Hi Peter. I'm on my way out the door in a moment and will be out of town for a couple days. I will get back to you the day after tomorrow, unless I have some downtime to check things out at my hotel. Thank you.

NCrusher74 commented 3 years ago

Hi Peter. The only problem I could find with any of your files was that two of them had .bmp cover art instead of .jpg or .png. I hadn't included handling for .bmp in SwiftTaggerID3 because the ID3 spec specifically says that jpg/png are preferable for interoperability.

However, since it has become an issue. I have expanded the handling of cover images to include .bmp, gif, and tiff. Because I don't have files using gif and tiff as cover art, however, I'm not able to test those.

As far as I can tell from my end, there is no problem with unicode in any of these files. The only problem was that they were throwing an "Unhandled Image Format" error until I included handling for more image formats.

The changes are in version 1.7.2. Update your dependencies and see if that solves your issue. Otherwise, I may need more information about the problem.

myin4 commented 3 years ago

Hi Peter.

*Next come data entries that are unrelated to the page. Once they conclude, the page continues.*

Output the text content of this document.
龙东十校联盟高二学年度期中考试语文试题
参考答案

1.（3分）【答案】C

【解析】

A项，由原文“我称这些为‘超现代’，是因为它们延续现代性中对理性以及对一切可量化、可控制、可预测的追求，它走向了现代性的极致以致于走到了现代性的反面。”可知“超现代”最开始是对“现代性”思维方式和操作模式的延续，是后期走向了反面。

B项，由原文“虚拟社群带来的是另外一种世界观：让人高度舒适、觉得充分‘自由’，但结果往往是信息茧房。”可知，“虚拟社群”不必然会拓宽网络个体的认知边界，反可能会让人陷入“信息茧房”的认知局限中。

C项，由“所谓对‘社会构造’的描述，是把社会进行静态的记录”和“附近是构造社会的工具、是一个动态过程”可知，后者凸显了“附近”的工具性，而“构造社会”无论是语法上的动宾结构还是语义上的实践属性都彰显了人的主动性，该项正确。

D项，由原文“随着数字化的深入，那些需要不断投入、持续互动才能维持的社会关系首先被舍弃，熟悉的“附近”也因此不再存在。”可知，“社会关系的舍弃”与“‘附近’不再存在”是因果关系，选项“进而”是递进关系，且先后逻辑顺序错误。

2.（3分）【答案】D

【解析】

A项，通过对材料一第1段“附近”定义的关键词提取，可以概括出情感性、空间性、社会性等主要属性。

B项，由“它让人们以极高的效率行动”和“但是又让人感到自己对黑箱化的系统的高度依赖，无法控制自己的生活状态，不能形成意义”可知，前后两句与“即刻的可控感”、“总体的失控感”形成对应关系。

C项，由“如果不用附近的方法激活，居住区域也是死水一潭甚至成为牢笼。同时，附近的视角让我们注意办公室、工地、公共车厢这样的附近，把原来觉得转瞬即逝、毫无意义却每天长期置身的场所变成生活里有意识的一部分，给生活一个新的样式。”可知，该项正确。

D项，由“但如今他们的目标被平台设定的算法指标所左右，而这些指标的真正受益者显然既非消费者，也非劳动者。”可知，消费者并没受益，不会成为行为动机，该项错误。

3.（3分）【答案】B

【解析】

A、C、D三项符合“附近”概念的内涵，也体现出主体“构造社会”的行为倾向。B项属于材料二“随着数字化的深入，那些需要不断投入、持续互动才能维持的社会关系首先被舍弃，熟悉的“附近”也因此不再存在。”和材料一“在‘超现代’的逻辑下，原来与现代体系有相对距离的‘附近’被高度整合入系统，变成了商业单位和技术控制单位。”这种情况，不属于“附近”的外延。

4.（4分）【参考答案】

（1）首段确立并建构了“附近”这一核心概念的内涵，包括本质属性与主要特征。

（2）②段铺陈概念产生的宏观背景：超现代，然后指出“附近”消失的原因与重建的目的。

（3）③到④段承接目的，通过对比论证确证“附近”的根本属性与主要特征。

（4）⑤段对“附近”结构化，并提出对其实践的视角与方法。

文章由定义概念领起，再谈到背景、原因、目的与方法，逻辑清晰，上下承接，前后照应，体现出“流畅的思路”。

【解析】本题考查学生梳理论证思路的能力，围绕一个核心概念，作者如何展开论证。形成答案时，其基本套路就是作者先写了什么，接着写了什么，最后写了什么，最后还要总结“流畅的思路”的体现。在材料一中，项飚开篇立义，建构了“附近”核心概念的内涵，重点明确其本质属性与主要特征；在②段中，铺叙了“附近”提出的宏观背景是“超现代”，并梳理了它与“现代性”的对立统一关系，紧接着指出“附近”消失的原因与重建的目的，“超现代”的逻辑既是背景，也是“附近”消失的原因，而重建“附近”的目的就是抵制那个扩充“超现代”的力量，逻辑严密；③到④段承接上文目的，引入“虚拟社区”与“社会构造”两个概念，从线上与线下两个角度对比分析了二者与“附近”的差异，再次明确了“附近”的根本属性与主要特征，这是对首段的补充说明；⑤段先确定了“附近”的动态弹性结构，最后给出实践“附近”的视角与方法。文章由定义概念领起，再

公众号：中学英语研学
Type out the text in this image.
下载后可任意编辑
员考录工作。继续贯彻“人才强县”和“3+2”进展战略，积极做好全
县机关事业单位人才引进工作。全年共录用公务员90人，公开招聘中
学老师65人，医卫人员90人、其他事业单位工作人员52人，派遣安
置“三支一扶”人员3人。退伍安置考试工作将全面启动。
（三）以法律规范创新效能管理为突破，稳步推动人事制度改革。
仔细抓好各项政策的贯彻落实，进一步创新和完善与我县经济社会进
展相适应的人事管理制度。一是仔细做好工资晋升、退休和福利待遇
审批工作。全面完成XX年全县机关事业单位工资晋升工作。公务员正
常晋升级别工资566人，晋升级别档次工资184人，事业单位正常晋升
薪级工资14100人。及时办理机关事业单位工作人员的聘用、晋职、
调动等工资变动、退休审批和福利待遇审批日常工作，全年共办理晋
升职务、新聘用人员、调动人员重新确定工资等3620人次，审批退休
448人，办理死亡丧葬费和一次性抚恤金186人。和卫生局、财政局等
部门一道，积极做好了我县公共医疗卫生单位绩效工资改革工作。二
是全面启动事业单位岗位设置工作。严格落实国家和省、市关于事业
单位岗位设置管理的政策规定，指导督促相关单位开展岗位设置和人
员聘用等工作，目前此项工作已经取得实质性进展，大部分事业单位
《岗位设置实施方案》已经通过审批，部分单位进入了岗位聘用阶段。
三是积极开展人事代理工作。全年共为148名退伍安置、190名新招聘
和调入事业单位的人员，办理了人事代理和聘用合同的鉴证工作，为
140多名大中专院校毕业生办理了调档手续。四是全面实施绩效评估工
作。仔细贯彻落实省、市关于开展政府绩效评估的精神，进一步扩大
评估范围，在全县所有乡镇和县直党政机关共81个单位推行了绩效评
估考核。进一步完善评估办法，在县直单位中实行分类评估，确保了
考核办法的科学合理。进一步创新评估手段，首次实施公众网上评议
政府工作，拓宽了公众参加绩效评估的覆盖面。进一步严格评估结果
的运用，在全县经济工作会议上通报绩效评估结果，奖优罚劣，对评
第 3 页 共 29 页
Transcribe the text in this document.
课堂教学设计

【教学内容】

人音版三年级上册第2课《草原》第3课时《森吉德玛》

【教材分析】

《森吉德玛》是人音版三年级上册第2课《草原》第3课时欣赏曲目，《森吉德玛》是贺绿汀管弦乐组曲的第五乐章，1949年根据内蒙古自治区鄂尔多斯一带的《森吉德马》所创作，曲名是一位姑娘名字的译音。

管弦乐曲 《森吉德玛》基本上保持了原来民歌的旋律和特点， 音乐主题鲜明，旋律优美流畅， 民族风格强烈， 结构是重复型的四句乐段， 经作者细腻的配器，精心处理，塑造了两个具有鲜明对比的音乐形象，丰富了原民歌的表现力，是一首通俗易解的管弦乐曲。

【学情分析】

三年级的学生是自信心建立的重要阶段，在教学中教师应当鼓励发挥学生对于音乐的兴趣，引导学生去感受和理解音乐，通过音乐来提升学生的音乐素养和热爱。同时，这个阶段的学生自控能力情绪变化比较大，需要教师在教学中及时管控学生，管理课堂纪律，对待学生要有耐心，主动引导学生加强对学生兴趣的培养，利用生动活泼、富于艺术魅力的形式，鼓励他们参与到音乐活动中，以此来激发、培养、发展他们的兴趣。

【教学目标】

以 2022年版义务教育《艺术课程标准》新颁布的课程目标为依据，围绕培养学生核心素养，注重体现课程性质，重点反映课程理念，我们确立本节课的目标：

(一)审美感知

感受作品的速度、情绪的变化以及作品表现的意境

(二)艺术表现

The only problem I could find with any of your files was that two of them had .bmp cover art instead of .jpg or .png. I hadn't included handling for .bmp in SwiftTaggerID3 because the ID3 spec specifically says that jpg/png are preferable for interoperability.

However, since it has become an issue. I have expanded the handling of cover images to include .bmp, gif, and tiff. Because I don't have files using gif and tiff as cover art, however, I'm not able to test those.

As far as I can tell from my end, there is no problem with Unicode in any of these files. The only problem was that they were throwing an "Unhandled Image Format" error until I included handling for more image formats.

The changes are in version 1.7.2. Update your dependencies and see if that solves your issue. Otherwise, I may need more information about the problem.

Hi @NCrusher74

I am going to integrate version 1.7.2 into our project and test it. Thank you for your support.